6 thoughts on “Does Your Estate Plan Expect You To Die Broke?”

  1. Even if you plan to leave nothing for your heirs to inherit, at least pre-pay all your funeral expenses! Funeral home and cemetery plot, etc.

    You can imagine what it feels like to be informed of a loved-one’s death, and in an instant need to pay out at least five thousand, and in many cases up to twenty thousand dollars, just to get them buried. And funeral homes and cemeteries demand to be paid in full before they do anything.

    I once told my father: “let people be angry about what you did, not about what you didn’t do.”

  2. Be careful currently about pre-paying funeral expenses. We did that for some seniors that passed away a few yrs ago. The company that the funeral homes use to place the cash recently “mis-used” the cash, paying high admin fees to themselves, and the account filed bankruptcy. Many funeral homes are no longer accepting pre-payments.
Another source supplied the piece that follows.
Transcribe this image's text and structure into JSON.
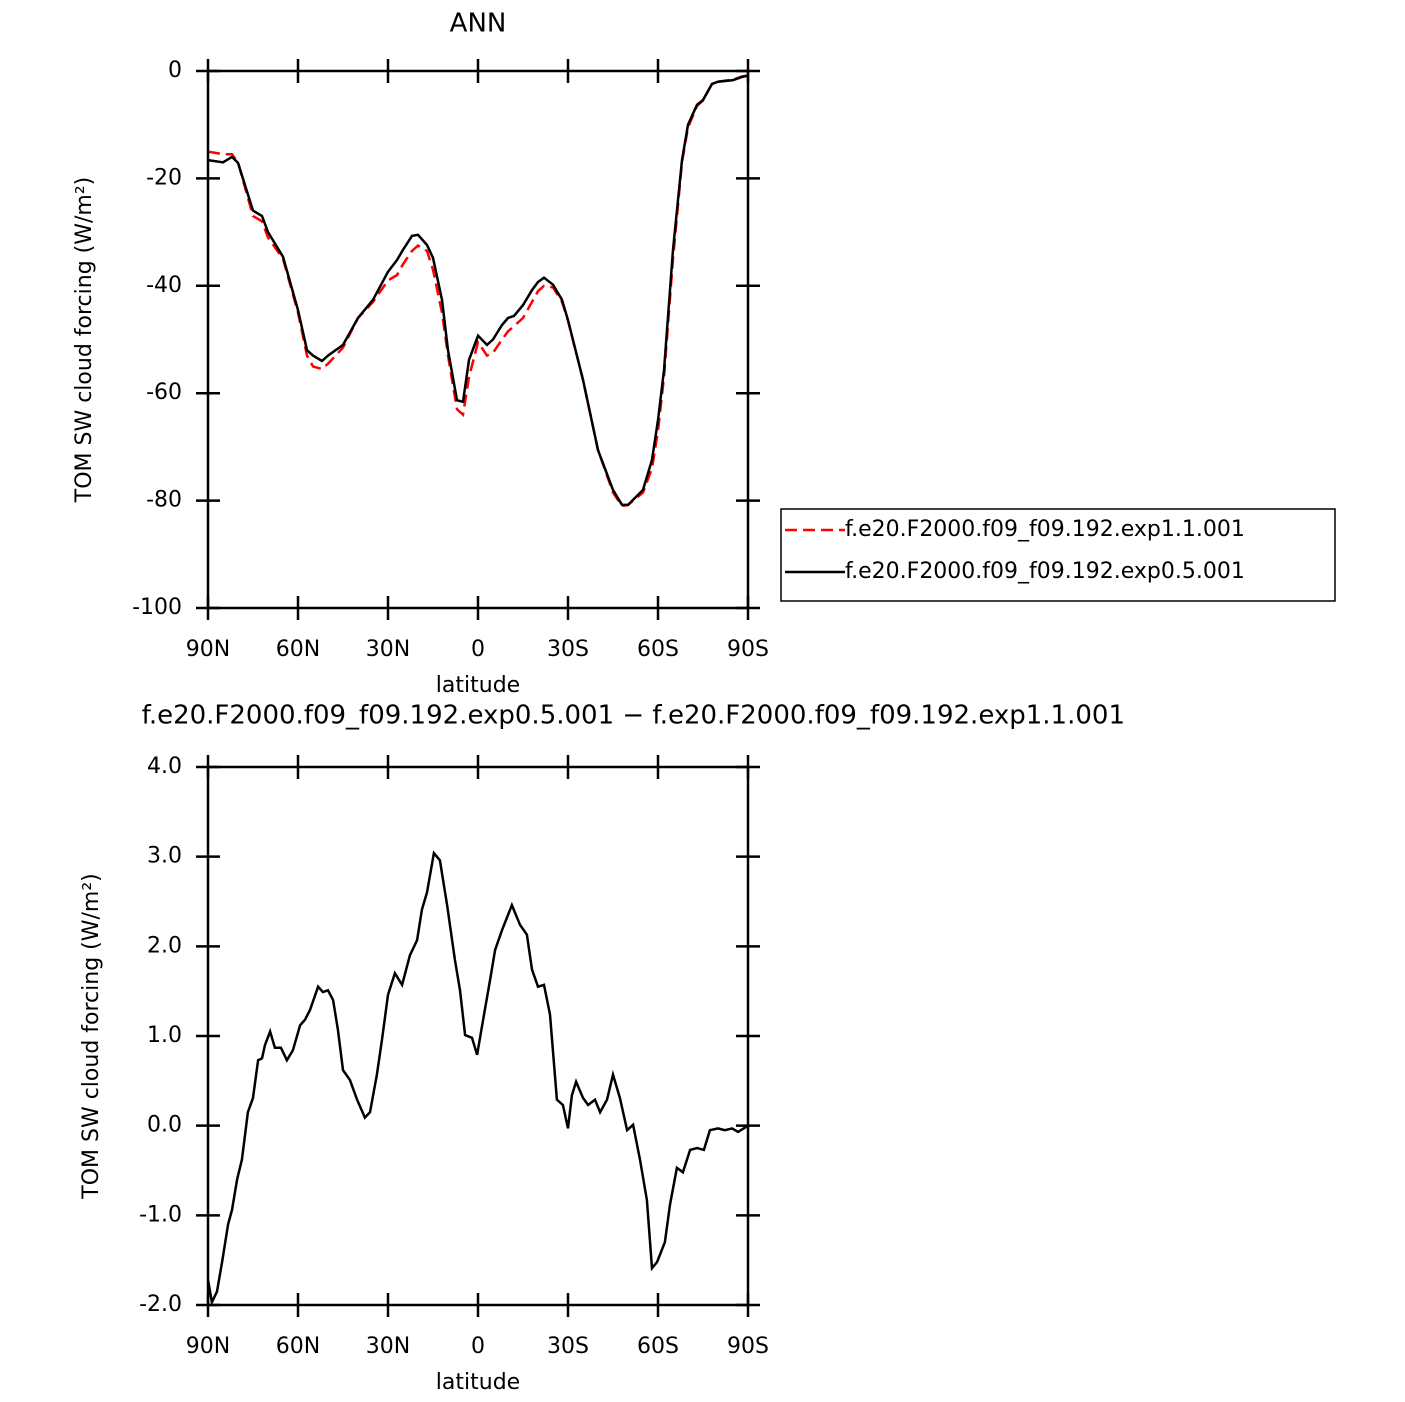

Verify what company the funeral home uses to manage the money and check it out . This was in the Chicago Tribune about 3 months ago. It is a nationwide problem. Sign of the times.

  3. Jacques Sprenger

    Both of you are absolutely and positively correct; don’t let your children face the burden of a funeral. There are some insurance plans that will take care of it and they are cheap. PW, thank you for the warning. I guess scam artists will even become ghoulish to make a quick buck. And “seeking lemonade” has an excellent philosophy: don’t make them angry at what you failed to do, i.e. prepare for the inevitable. In tight families, there is no such problem, but how many of those do we have?

    I’d love to hear from senior citizens (like me).

  4. One other problem with pre-buying cemetery plots is that people can move unexpectedly, even when they are older. Our family has at least two cemetary plots around the country that are in limbo because of unplanned moves later in life.

  5. Don’t die broke, Die$mart instead! Check out the book at diesmart.com. This book tells you how to die smart with info on money management and estate planning, common mistakes people make that costs their families money when they die.

    There’s even information on pre-death planning and post-death paperwork, plus funeral self help.

    No one likes to think about dying. But I have a dying relative right this moment and I am so relieved that, by and large, there’s a good plan in place. Otherwise, we’d have a nightmare on our hands.

  6. Many of my elder clients are increasingly turning to the purchase of prepaid cremation services as a more economic alternative to pre-paid burial. Comprehensive packages are available that lock in the price and guaranty that what the individual pays today will be all that’s required in the future – with no surprises or additional charges to the family at the time when the services are needed.